Część z Was prawdopodobnie tak, bo nie każdy jest takim historycznym ignorantem, jak ja. Osobiście nigdy bym się pewnie o tym jednak nie dowiedział, gdybym nie zagrał w The Legend of Tianding, którego miejscem akcji jest właśnie Tajwan z początku XX wieku. Dostajemy zatem dość unikatową okazję, by dowiedzieć się co nieco o ówczesnym konflikcie Japonii i Tajwanu, przy okazji poznając legendę Liao Tiandinga – tytułowego bandyty i bohatera zarówno samej gry, jak i Tajwańczyków. Należy jednak mieć na uwadze, że wszystko to zaprezentowano w sposób mocno przerysowany – fabuła jest tutaj raczej dodatkiem, a nie daniem głównym, więc nie spodziewajcie się nie wiadomo czego.

Najważniejsza jest bowiem przyjmująca formę platformowego mordobicia rozgrywka. Nie należy ona do nazbyt skomplikowanych – ot, biegamy po lokacjach i lejemy po mordach Japońców, a w przerwach od bitki wykonujemy proste zadania w mieście i obdarowujemy żebraków pieniędzmi, w zamian za które gwarantują nam oni bonusy. Do swojej dyspozycji mamy kilka umagicznionych ciosów kung-fu, które jednak bardziej przydadzą się w trakcie eksploracji przy wskakiwaniu w trudno dostępne miejsca. W walce główne skrzypce gra bowiem odbierana przeciwnikom broń, siejąca niemały zamęt na polu walki.

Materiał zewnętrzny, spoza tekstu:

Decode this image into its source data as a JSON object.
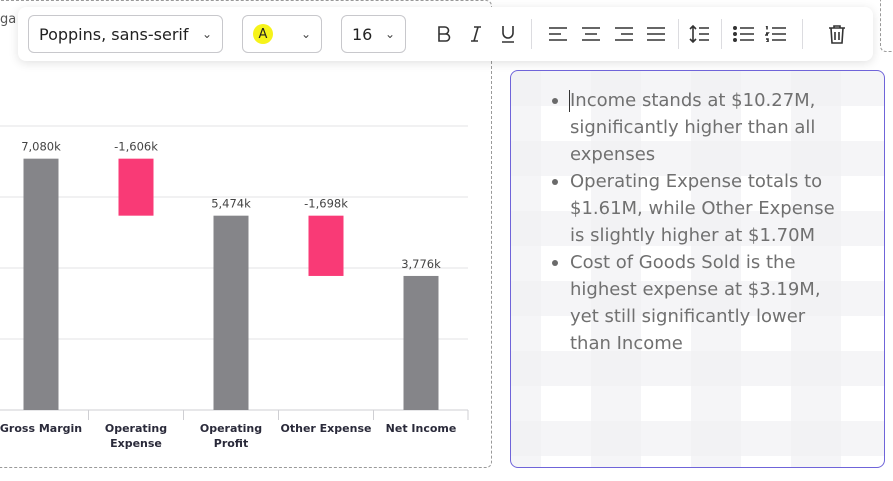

Całość nie jest jakoś bardzo trudna - The Legend of Tianding wprawdzie jest wymagające, ale w żadnym razie nie wybiega ponad możliwości przeciętnego gracza. Wiem co mówię, bo tezę tę testowałem na sobie. Gdybyście jednak mieli większy problem z którymkolwiek z bossów, w każdej chwili można pozbierać trochę bonusów od żebraków lub po prostu zmniejszyć poziom trudności, co wbrew pozorom nie zmieni gry w samograja. Niemniej, The Legend of Tianding jako mordobicie wypada dość standardowo, więc rzucić na niego okiem warto przede wszystkim ze względu na walory artystyczne i wyjątkowy setting.